S'écoule ainsi, au bord d'un fleuve et à bord d'une péniche, dans une narration à la fois orageuse et fluide, un récit surprenant charriant plaisir, perversité et malignité. Ce qui n'est au départ qu'une sorte de marivaudage ludique tourne à la rivalité démente et à la conflagration érotique, qui entraîne le village dans sa trombe. Passé la crue, ce petit monde fluvial retrouve son étiage moral et son cours tranquille, mais le fleuve garde, lui, un goût saumâtre et une saveur amère.
Sous l'invocation de Simenon et de Jean Vigo, se déploient l'histoire et le destin d'un homme, entre chutes et rapides dans un récit magistralement mené.

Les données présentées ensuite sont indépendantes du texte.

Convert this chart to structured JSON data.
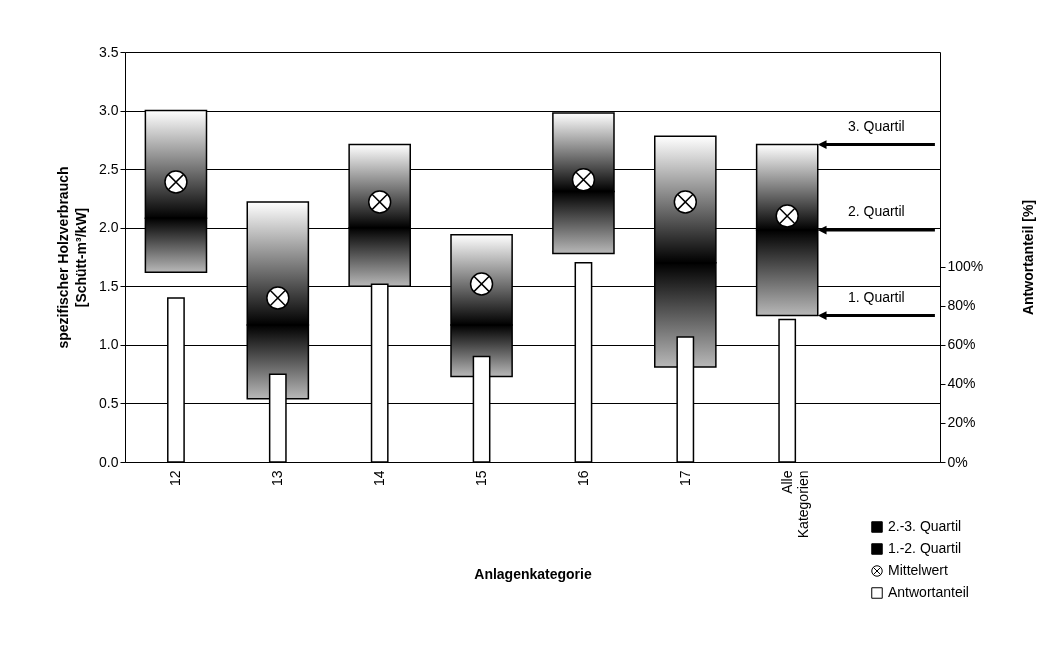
{
  "chart_data": {
    "type": "bar",
    "xlabel": "Anlagenkategorie",
    "ylabel": "spezifischer Holzverbrauch\n[Schütt-m³/kW]",
    "y2label": "Antwortanteil [%]",
    "categories": [
      "12",
      "13",
      "14",
      "15",
      "16",
      "17",
      "Alle Kategorien",
      null
    ],
    "series": [
      {
        "name": "2.-3. Quartil",
        "color": "#000000",
        "base": [
          2.08,
          1.17,
          2.0,
          1.17,
          2.31,
          1.7,
          1.98,
          null
        ],
        "values": [
          0.92,
          1.05,
          0.71,
          0.77,
          0.67,
          1.08,
          0.73,
          null
        ]
      },
      {
        "name": "1.-2. Quartil",
        "color": "#000000",
        "base": [
          1.62,
          0.54,
          1.5,
          0.73,
          1.78,
          0.81,
          1.25,
          null
        ],
        "values": [
          0.46,
          0.63,
          0.5,
          0.44,
          0.53,
          0.89,
          0.73,
          null
        ]
      },
      {
        "name": "Mittelwert",
        "type": "scatter",
        "marker": "circle",
        "color": "#ffffff",
        "values": [
          2.39,
          1.4,
          2.22,
          1.52,
          2.41,
          2.22,
          2.1,
          null
        ]
      },
      {
        "name": "Antwortanteil",
        "axis": "y2",
        "color": "#ffffff",
        "values": [
          84,
          45,
          91,
          54,
          102,
          64,
          73,
          null
        ]
      }
    ],
    "ylim": [
      0,
      3.5
    ],
    "yticks": [
      {
        "value": 0,
        "label": "0.0"
      },
      {
        "value": 0.5,
        "label": "0.5"
      },
      {
        "value": 1,
        "label": "1.0"
      },
      {
        "value": 1.5,
        "label": "1.5"
      },
      {
        "value": 2,
        "label": "2.0"
      },
      {
        "value": 2.5,
        "label": "2.5"
      },
      {
        "value": 3,
        "label": "3.0"
      },
      {
        "value": 3.5,
        "label": "3.5"
      }
    ],
    "y2lim": [
      0,
      210
    ],
    "y2ticks": [
      {
        "value": 0,
        "label": "0%"
      },
      {
        "value": 20,
        "label": "20%"
      },
      {
        "value": 40,
        "label": "40%"
      },
      {
        "value": 60,
        "label": "60%"
      },
      {
        "value": 80,
        "label": "80%"
      },
      {
        "value": 100,
        "label": "100%"
      }
    ],
    "annotations": [
      "3. Quartil",
      "2. Quartil",
      "1. Quartil"
    ],
    "grid": "y",
    "legend": "bottom right"
  }
}
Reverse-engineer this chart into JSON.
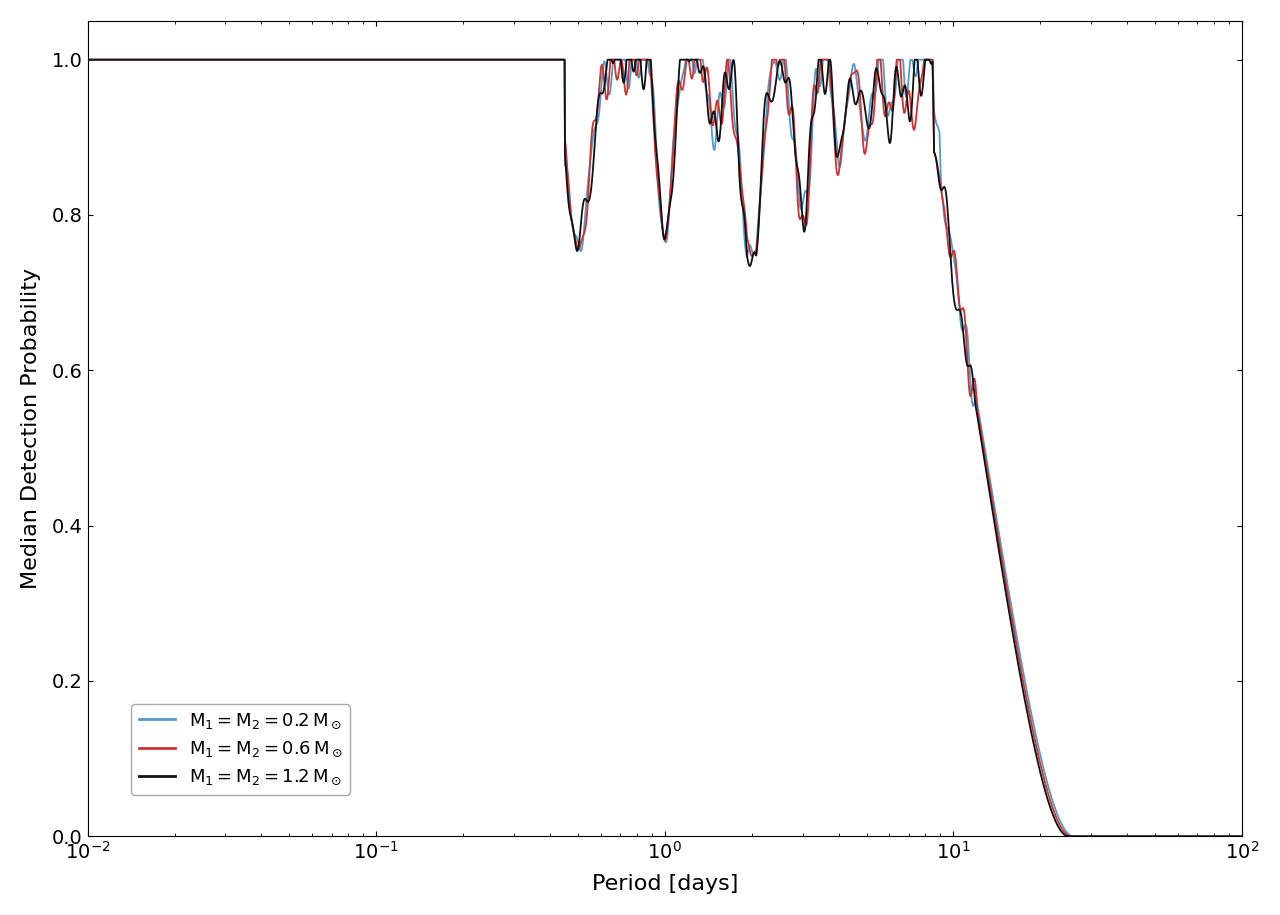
{
  "xlabel": "Period [days]",
  "ylabel": "Median Detection Probability",
  "xlim": [
    0.01,
    100
  ],
  "ylim": [
    0.0,
    1.05
  ],
  "colors": {
    "blue": "#5599cc",
    "red": "#cc3333",
    "black": "#111111"
  },
  "background_color": "#ffffff",
  "legend_labels": [
    "M$_1$ = M$_2$ = 0.2 M$_\\odot$",
    "M$_1$ = M$_2$ = 0.6 M$_\\odot$",
    "M$_1$ = M$_2$ = 1.2 M$_\\odot$"
  ]
}
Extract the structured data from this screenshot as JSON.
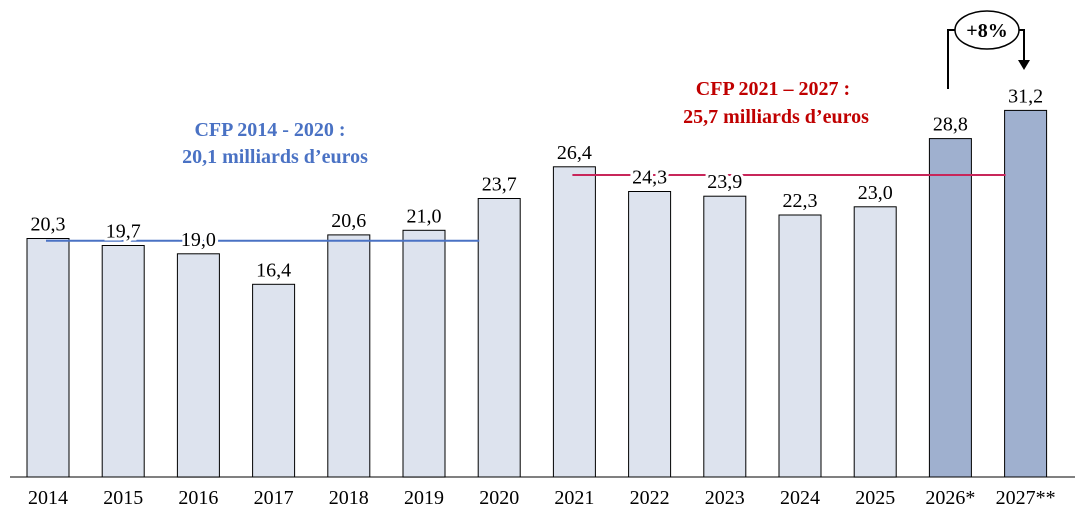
{
  "chart_data": {
    "type": "bar",
    "categories": [
      "2014",
      "2015",
      "2016",
      "2017",
      "2018",
      "2019",
      "2020",
      "2021",
      "2022",
      "2023",
      "2024",
      "2025",
      "2026*",
      "2027**"
    ],
    "values": [
      20.3,
      19.7,
      19.0,
      16.4,
      20.6,
      21.0,
      23.7,
      26.4,
      24.3,
      23.9,
      22.3,
      23.0,
      28.8,
      31.2
    ],
    "value_labels": [
      "20,3",
      "19,7",
      "19,0",
      "16,4",
      "20,6",
      "21,0",
      "23,7",
      "26,4",
      "24,3",
      "23,9",
      "22,3",
      "23,0",
      "28,8",
      "31,2"
    ],
    "highlighted": [
      false,
      false,
      false,
      false,
      false,
      false,
      false,
      false,
      false,
      false,
      false,
      false,
      true,
      true
    ],
    "ylim": [
      0,
      35
    ],
    "grid": false,
    "title": "",
    "xlabel": "",
    "ylabel": "",
    "reference_lines": [
      {
        "label_line1": "CFP 2014 - 2020 :",
        "label_line2": "20,1 milliards d’euros",
        "value": 20.1,
        "from_index": 0,
        "to_index": 6,
        "color": "#4a72c4"
      },
      {
        "label_line1": "CFP 2021 – 2027 :",
        "label_line2": "25,7 milliards d’euros",
        "value": 25.7,
        "from_index": 7,
        "to_index": 13,
        "color": "#c00000"
      }
    ],
    "growth_annotation": {
      "label": "+8%",
      "from_index": 12,
      "to_index": 13
    },
    "colors": {
      "bar_light": "#dde3ee",
      "bar_dark": "#9fb0cf",
      "blue_line": "#4a72c4",
      "red_line": "#c8265a"
    }
  }
}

ENTRE LA SOURCE ET L'ESTUAIRE...
Un jeune homme, accompagné de son paternel, remorque une péniche, en remontant le Rhin. Lors d'un arrêt le long d'un petit village du Doubs, il y croise un homme, Lazarre, son ombre fuyante et boitillante.

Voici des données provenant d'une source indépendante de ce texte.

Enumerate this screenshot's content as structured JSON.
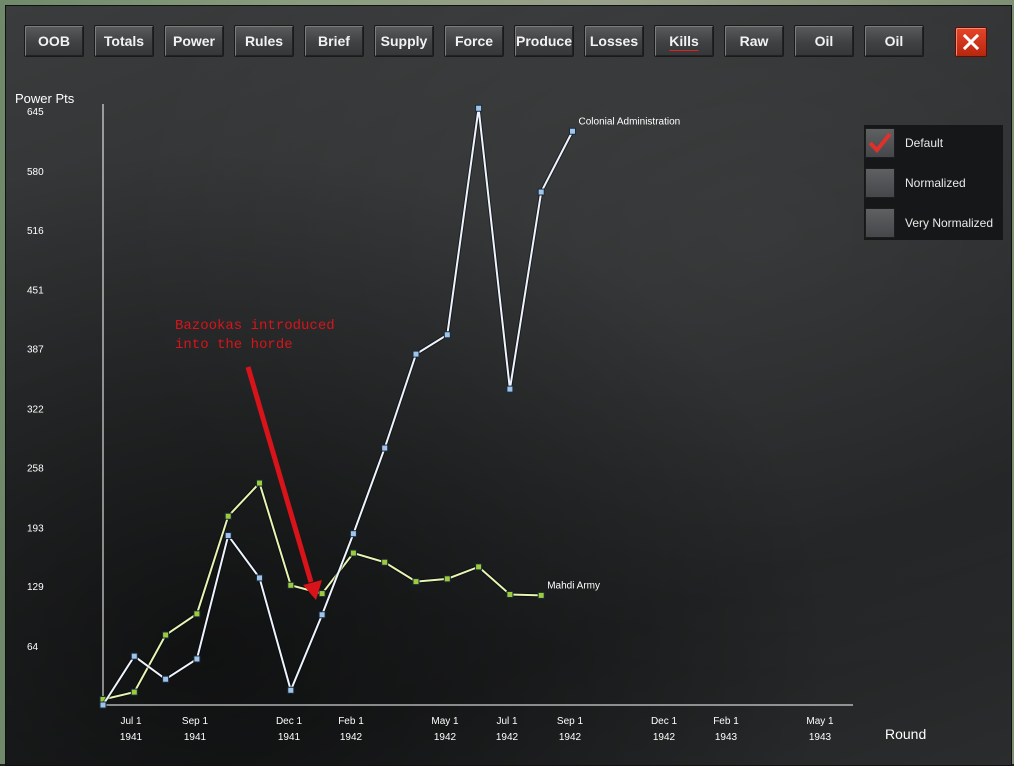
{
  "toolbar": {
    "tabs": [
      {
        "label": "OOB"
      },
      {
        "label": "Totals"
      },
      {
        "label": "Power"
      },
      {
        "label": "Rules"
      },
      {
        "label": "Brief"
      },
      {
        "label": "Supply"
      },
      {
        "label": "Force"
      },
      {
        "label": "Produce"
      },
      {
        "label": "Losses"
      },
      {
        "label": "Kills"
      },
      {
        "label": "Raw"
      },
      {
        "label": "Oil"
      },
      {
        "label": "Oil"
      }
    ],
    "active_tab": "Kills"
  },
  "options": {
    "items": [
      {
        "label": "Default",
        "checked": true
      },
      {
        "label": "Normalized",
        "checked": false
      },
      {
        "label": "Very Normalized",
        "checked": false
      }
    ]
  },
  "annotation": {
    "line1": "Bazookas introduced",
    "line2": "into the horde",
    "color": "#d8141a"
  },
  "chart_data": {
    "type": "line",
    "ylabel": "Power Pts",
    "xlabel": "Round",
    "yticks": [
      "645",
      "580",
      "516",
      "451",
      "387",
      "322",
      "258",
      "193",
      "129",
      "64"
    ],
    "ylim": [
      0,
      645
    ],
    "x_tick_labels": [
      {
        "month": "Jul 1",
        "year": "1941"
      },
      {
        "month": "Sep 1",
        "year": "1941"
      },
      {
        "month": "Dec 1",
        "year": "1941"
      },
      {
        "month": "Feb 1",
        "year": "1942"
      },
      {
        "month": "May 1",
        "year": "1942"
      },
      {
        "month": "Jul 1",
        "year": "1942"
      },
      {
        "month": "Sep 1",
        "year": "1942"
      },
      {
        "month": "Dec 1",
        "year": "1942"
      },
      {
        "month": "Feb 1",
        "year": "1943"
      },
      {
        "month": "May 1",
        "year": "1943"
      }
    ],
    "rounds": 19,
    "series": [
      {
        "name": "Colonial Administration",
        "color": "#eef4ff",
        "marker": "#9fc4ea",
        "values": [
          0,
          53,
          28,
          50,
          184,
          138,
          16,
          98,
          186,
          279,
          381,
          402,
          648,
          343,
          557,
          623
        ]
      },
      {
        "name": "Mahdi Army",
        "color": "#e6f5b4",
        "marker": "#9ccc3c",
        "values": [
          6,
          14,
          76,
          99,
          205,
          241,
          130,
          121,
          165,
          155,
          134,
          137,
          150,
          120,
          119
        ]
      }
    ],
    "grid": false,
    "legend": "inline labels at series ends"
  }
}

Ce roman c'est l'histoire de Lazarre, ses confessions, sa gueule déglinguée des tumultes de l'existence, et du souvenir fiévreux d'une jeune Kazakh, Ouliana, entre les rives ombragées de rumeurs et le murmure des flots.
C'est une histoire de bistrot, une de ces histoires de village chopée au bord de l'eau. Une histoire de désir, d'amour brûlant, invraisemblable, belle et tragique, que l'on raconte à un inconnu, à demi-mots le cul posé sur une péniche, la bouteille de rouge bien entamée à la lueur d'une lune déjà vacillante.
Une histoire de charpente, de traces gravées dans le bois qui nous enserre de ses lourds étaux charnels et des lambeaux qu'elle convoque.
Le long de la rivière.
Entre la source et l'estuaire, c'est les souvenirs d'une vie cabossée de remous qui remonte à la surface comme les carpes que l'on dégote du clapotis des flots.
C'est une histoire de chemins, entremêlée de bruissements, de silences et de mystères et d'une amitié improbable, qui exhale les odeurs du temps et d'une nature scintillante comme elle traverse les parfums contrastés et les drames de l'existence.
Sur cette grande et belle barque, on y pêche, on y picole, on y traverse quelques écluses, des lunes et des matins vibrants. On y regarde en arrière, un peu en avant, parce qu'il le faut bien.
Et le temps d'un arrêt , on y chavire, bringuebalé d'évocations, de sentiments traversés et d'une plume pleine de maîtrise, sensorielle et poétique.
C'est un thriller fluvial, une de ces virées flottantes bourrées de mélancolie charriée au fil de l'eau et trempées à l'encre noire des brisures de la vie, qui font le sel de ce très beau premier roman.